We unload part of our tackle and set off midmorning with a wind from inland. However, by the Formigues strait it’s all calm and we have no choice but to pick up our oars. It’s almost a winter’s day, bright, chilly and biting.
It’s a hellish row from the Formigues strait to the port of Palamós. To make matters worse, a southwesterly wind blows up opposite Els Canyers and doesn’t go away. Fortunately, it too is light.

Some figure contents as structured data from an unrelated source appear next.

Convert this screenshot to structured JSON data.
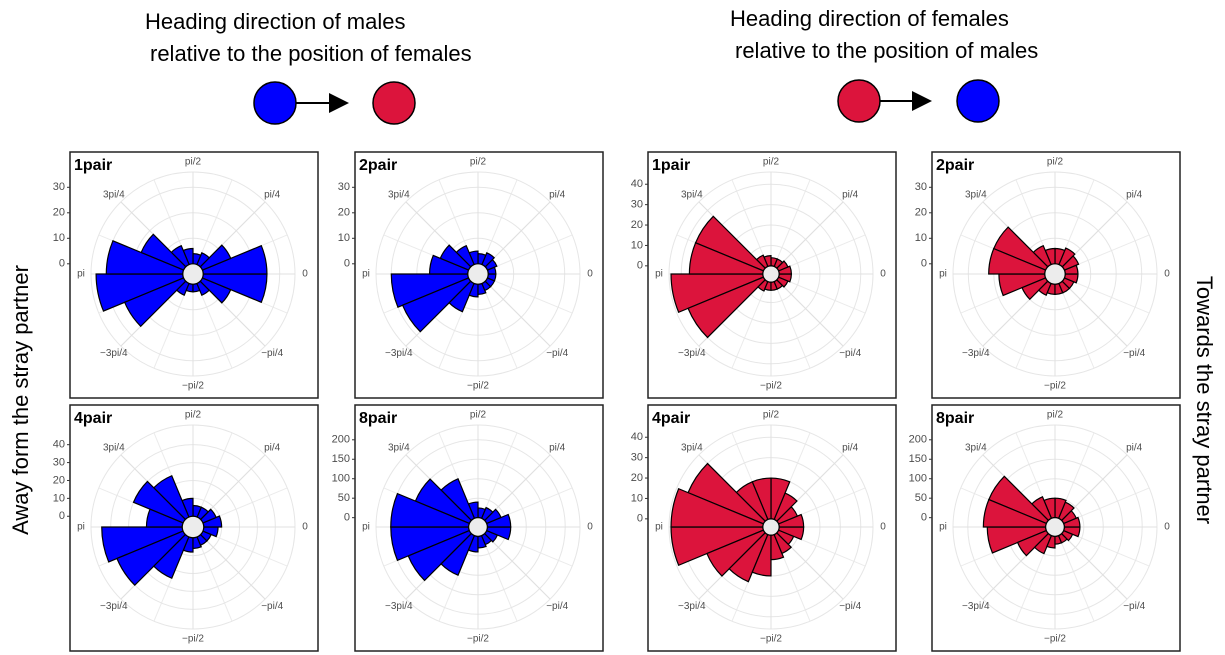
{
  "headers": [
    {
      "line1": "Heading direction of males",
      "line2": "relative to the position of females"
    },
    {
      "line1": "Heading direction of females",
      "line2": "relative to the position of males"
    }
  ],
  "side_labels": {
    "left": "Away form the stray partner",
    "right": "Towards the stray partner"
  },
  "chart_data": [
    {
      "type": "polar-bar",
      "title": "1pair",
      "color": "#0000ff",
      "values": [
        34,
        25,
        5,
        3,
        3,
        5,
        12,
        25,
        25,
        12,
        5,
        4,
        6,
        8,
        18,
        30
      ],
      "ylim": [
        -4,
        36
      ],
      "yticks": [
        0,
        10,
        20,
        30
      ],
      "xticks": [
        0,
        {
          "value": 0.7854,
          "label": "pi/4"
        },
        {
          "value": 1.5708,
          "label": "pi/2"
        },
        {
          "value": 2.3562,
          "label": "3pi/4"
        },
        {
          "value": 3.1416,
          "label": "pi"
        },
        {
          "value": -2.3562,
          "label": "−3pi/4"
        },
        {
          "value": -1.5708,
          "label": "−pi/2"
        },
        {
          "value": -0.7854,
          "label": "−pi/4"
        }
      ]
    },
    {
      "type": "polar-bar",
      "title": "2pair",
      "color": "#0000ff",
      "values": [
        30,
        28,
        12,
        5,
        4,
        3,
        3,
        3,
        3,
        4,
        5,
        4,
        5,
        8,
        12,
        15
      ],
      "ylim": [
        -4,
        36
      ],
      "yticks": [
        0,
        10,
        20,
        30
      ],
      "xticks": [
        0,
        {
          "value": 0.7854,
          "label": "pi/4"
        },
        {
          "value": 1.5708,
          "label": "pi/2"
        },
        {
          "value": 2.3562,
          "label": "3pi/4"
        },
        {
          "value": 3.1416,
          "label": "pi"
        },
        {
          "value": -2.3562,
          "label": "−3pi/4"
        },
        {
          "value": -1.5708,
          "label": "−pi/2"
        },
        {
          "value": -0.7854,
          "label": "−pi/4"
        }
      ]
    },
    {
      "type": "polar-bar",
      "title": "4pair",
      "color": "#0000ff",
      "values": [
        45,
        40,
        25,
        8,
        6,
        5,
        5,
        8,
        10,
        8,
        6,
        6,
        10,
        25,
        30,
        20
      ],
      "ylim": [
        -6,
        51
      ],
      "yticks": [
        0,
        10,
        20,
        30,
        40
      ],
      "xticks": [
        0,
        {
          "value": 0.7854,
          "label": "pi/4"
        },
        {
          "value": 1.5708,
          "label": "pi/2"
        },
        {
          "value": 2.3562,
          "label": "3pi/4"
        },
        {
          "value": 3.1416,
          "label": "pi"
        },
        {
          "value": -2.3562,
          "label": "−3pi/4"
        },
        {
          "value": -1.5708,
          "label": "−pi/2"
        },
        {
          "value": -0.7854,
          "label": "−pi/4"
        }
      ]
    },
    {
      "type": "polar-bar",
      "title": "8pair",
      "color": "#0000ff",
      "values": [
        200,
        170,
        110,
        40,
        30,
        25,
        30,
        60,
        60,
        40,
        30,
        25,
        40,
        110,
        150,
        200
      ],
      "ylim": [
        -24,
        238
      ],
      "yticks": [
        0,
        50,
        100,
        150,
        200
      ],
      "xticks": [
        0,
        {
          "value": 0.7854,
          "label": "pi/4"
        },
        {
          "value": 1.5708,
          "label": "pi/2"
        },
        {
          "value": 2.3562,
          "label": "3pi/4"
        },
        {
          "value": 3.1416,
          "label": "pi"
        },
        {
          "value": -2.3562,
          "label": "−3pi/4"
        },
        {
          "value": -1.5708,
          "label": "−pi/2"
        },
        {
          "value": -0.7854,
          "label": "−pi/4"
        }
      ]
    },
    {
      "type": "polar-bar",
      "title": "1pair",
      "color": "#dc143c",
      "values": [
        45,
        40,
        5,
        4,
        4,
        4,
        5,
        6,
        6,
        5,
        4,
        4,
        5,
        6,
        36,
        36
      ],
      "ylim": [
        -4,
        46
      ],
      "yticks": [
        0,
        10,
        20,
        30,
        40
      ],
      "xticks": [
        0,
        {
          "value": 0.7854,
          "label": "pi/4"
        },
        {
          "value": 1.5708,
          "label": "pi/2"
        },
        {
          "value": 2.3562,
          "label": "3pi/4"
        },
        {
          "value": 3.1416,
          "label": "pi"
        },
        {
          "value": -2.3562,
          "label": "−3pi/4"
        },
        {
          "value": -1.5708,
          "label": "−pi/2"
        },
        {
          "value": -0.7854,
          "label": "−pi/4"
        }
      ]
    },
    {
      "type": "polar-bar",
      "title": "2pair",
      "color": "#dc143c",
      "values": [
        18,
        10,
        5,
        4,
        4,
        4,
        4,
        5,
        5,
        6,
        7,
        6,
        6,
        8,
        22,
        22
      ],
      "ylim": [
        -4,
        36
      ],
      "yticks": [
        0,
        10,
        20,
        30
      ],
      "xticks": [
        0,
        {
          "value": 0.7854,
          "label": "pi/4"
        },
        {
          "value": 1.5708,
          "label": "pi/2"
        },
        {
          "value": 2.3562,
          "label": "3pi/4"
        },
        {
          "value": 3.1416,
          "label": "pi"
        },
        {
          "value": -2.3562,
          "label": "−3pi/4"
        },
        {
          "value": -1.5708,
          "label": "−pi/2"
        },
        {
          "value": -0.7854,
          "label": "−pi/4"
        }
      ]
    },
    {
      "type": "polar-bar",
      "title": "4pair",
      "color": "#dc143c",
      "values": [
        45,
        30,
        25,
        20,
        12,
        10,
        8,
        12,
        12,
        10,
        14,
        20,
        20,
        20,
        40,
        45
      ],
      "ylim": [
        -4,
        46
      ],
      "yticks": [
        0,
        10,
        20,
        30,
        40
      ],
      "xticks": [
        0,
        {
          "value": 0.7854,
          "label": "pi/4"
        },
        {
          "value": 1.5708,
          "label": "pi/2"
        },
        {
          "value": 2.3562,
          "label": "3pi/4"
        },
        {
          "value": 3.1416,
          "label": "pi"
        },
        {
          "value": -2.3562,
          "label": "−3pi/4"
        },
        {
          "value": -1.5708,
          "label": "−pi/2"
        },
        {
          "value": -0.7854,
          "label": "−pi/4"
        }
      ]
    },
    {
      "type": "polar-bar",
      "title": "8pair",
      "color": "#dc143c",
      "values": [
        150,
        80,
        50,
        30,
        20,
        20,
        25,
        40,
        40,
        35,
        45,
        50,
        50,
        60,
        160,
        160
      ],
      "ylim": [
        -24,
        238
      ],
      "yticks": [
        0,
        50,
        100,
        150,
        200
      ],
      "xticks": [
        0,
        {
          "value": 0.7854,
          "label": "pi/4"
        },
        {
          "value": 1.5708,
          "label": "pi/2"
        },
        {
          "value": 2.3562,
          "label": "3pi/4"
        },
        {
          "value": 3.1416,
          "label": "pi"
        },
        {
          "value": -2.3562,
          "label": "−3pi/4"
        },
        {
          "value": -1.5708,
          "label": "−pi/2"
        },
        {
          "value": -0.7854,
          "label": "−pi/4"
        }
      ]
    }
  ]
}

When we reach the end of the breakwater, I feel exhausted. We make for Sa Catifa and when we’re close we see a man smoking a cigarette in the stern of a large coal barge. He is middle aged and the whitest of mustaches stands out against his coffee-colored face. His eyes are bloodshot and his ears, big, fleshy and purple. He’s wearing a black silk cap. He looks surprised the moment he spots Hermós.